Imaginary Friends
/It will be a smidge embarrassing for everyone to read the next sentence, but there is no other way to highlight the importance of imagination without readers having this piece of information. When I was little, I named my imaginary friends Zazbo and Butthead. Yup, I ran around my house playing with near and dear friends and I felt the best name for one of them was Butthead. Do I have a clue where either name is chosen from? Not even a smidge of a clue. But I ran around our country house and property always talking to these two people and saying their name loud enough that, years later, my family reminded me of these guys. I yelled Zazbo and Butthead enough that it became a core memory for numerous people in my orbit.
Something that I notice in society, as we become more interconnected and local culture is swallowed up by online trends and challenges; is that we are losing our imaginations.
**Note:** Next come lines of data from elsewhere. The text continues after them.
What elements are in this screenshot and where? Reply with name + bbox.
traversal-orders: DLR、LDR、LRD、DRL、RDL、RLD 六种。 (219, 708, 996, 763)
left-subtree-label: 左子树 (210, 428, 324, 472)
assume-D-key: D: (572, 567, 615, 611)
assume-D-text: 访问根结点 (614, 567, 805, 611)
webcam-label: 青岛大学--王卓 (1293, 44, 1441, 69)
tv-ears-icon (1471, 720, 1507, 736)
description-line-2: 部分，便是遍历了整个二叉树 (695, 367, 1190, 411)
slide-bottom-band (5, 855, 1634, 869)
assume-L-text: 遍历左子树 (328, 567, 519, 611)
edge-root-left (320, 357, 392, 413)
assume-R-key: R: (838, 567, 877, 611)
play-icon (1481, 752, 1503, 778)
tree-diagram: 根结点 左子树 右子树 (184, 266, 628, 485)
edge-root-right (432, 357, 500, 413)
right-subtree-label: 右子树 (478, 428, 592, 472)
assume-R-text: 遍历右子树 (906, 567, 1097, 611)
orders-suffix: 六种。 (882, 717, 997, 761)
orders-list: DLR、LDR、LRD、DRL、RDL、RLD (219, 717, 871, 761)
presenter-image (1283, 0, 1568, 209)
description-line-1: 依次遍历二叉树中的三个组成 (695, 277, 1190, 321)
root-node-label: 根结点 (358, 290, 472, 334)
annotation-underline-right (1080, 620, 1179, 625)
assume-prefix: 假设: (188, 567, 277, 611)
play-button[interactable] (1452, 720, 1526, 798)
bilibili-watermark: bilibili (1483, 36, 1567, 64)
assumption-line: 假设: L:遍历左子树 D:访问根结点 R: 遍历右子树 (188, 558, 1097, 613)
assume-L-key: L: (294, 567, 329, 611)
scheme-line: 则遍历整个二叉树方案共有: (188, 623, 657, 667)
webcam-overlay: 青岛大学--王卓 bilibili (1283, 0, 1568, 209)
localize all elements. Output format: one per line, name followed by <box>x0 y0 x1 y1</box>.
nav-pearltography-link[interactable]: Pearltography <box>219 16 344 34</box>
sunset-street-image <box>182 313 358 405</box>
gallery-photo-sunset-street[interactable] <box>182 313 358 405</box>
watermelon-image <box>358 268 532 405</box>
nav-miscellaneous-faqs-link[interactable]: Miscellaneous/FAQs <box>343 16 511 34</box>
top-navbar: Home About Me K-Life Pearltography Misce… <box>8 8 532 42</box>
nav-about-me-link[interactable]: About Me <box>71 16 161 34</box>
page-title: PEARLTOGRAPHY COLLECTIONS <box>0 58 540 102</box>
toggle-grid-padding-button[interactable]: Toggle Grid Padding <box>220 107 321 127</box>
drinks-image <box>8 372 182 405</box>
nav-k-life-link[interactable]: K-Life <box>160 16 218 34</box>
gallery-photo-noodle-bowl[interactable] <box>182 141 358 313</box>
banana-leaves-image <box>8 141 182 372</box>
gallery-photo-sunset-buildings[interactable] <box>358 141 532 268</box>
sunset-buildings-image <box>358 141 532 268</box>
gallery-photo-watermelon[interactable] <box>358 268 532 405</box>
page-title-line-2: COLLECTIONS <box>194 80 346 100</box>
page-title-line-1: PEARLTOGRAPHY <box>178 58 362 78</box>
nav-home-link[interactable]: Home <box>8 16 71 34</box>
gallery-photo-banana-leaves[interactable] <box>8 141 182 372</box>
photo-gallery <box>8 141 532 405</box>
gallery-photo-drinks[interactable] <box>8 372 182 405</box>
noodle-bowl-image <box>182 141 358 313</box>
We lean into what others do and fall in line, instead of taking the time to figure out what could be, which takes a large imagination. It’s almost as if we are losing the ability to be comfortable with our own thoughts. Maybe that’s what Zazbo and Butthead did for me as friends, made me comfortable looking at an empty backyard, without friends to play with, and say, this can still be a great playground. Not that I didn’t have friends to play with but growing up on a dirt road, in a town of 400 people, meant there was going to be some alone time.
How do we handle that in 2024? We reach for the nearest tablet and doom-scroll social media looking for connection; when we forget, we can always connect with ourselves. Too often folks in our orbits are realists and take the view of the world that this is always the way it will be. I sat in a meeting this week and witnessed two influential leaders in my industry take that approach. It both angered and saddened me that some leaders in the room lacked the imagination to play with what could be, if for a day, a week, a month, we stopped focusing on what is and played with what our real world would look like if we just imagined. It was at that moment that I came back to my old friends, Zazbo and Butthead. It has never been my nature to take the world as it is. A slow white kid doesn’t play college basketball without some imaginative thinking around what could be possible versus what is. Did I have leaders and coaches attempt to temper that dream, yup- lots of them. It wasn’t malicious; it was out of love to not have me fail. But the imaginative mind doesn’t stop because of fear of failure, it’s in constant search of what could be, or how cool would it be if we pulled it off.
Zazbo and Butthead are not regular conversation partners anymore, but the spirit of those conversations live on with the idea that a kid from a small town in Ohio can change the way we talk about emotions and mental health. I’m doing that and years ago it started as an idea, and it was also discouraged by others. I believed we would be better served to use stories instead of powerpoint to have those conversations. I get invited to speak in many places now because I do not use power points. Or in a world where we are moving everything into 20-second sound bites, I still imagine a world where we will turn back to insightful, full depth conversations about topics to better understand our world.
Lastly- I give chances to people in my programs, that most programs would say no to, because I can’t imagine giving up on folks. It’s probably the greatest strength I got from Zazbo and Butthead. The ability to imagine places where everyone can heal and deserve numerals chances to accomplish that. It’s not my education, my training, my work ethic that has allowed me to grow my message into something people want to consume. It’s my imagination, and more of us should imagine a world that works better than, "accept it as it is". All the great things in this world came from imagination, just maybe be nicer to your imaginary friends than I was, because it was awful to call a friend a butthead for all those years.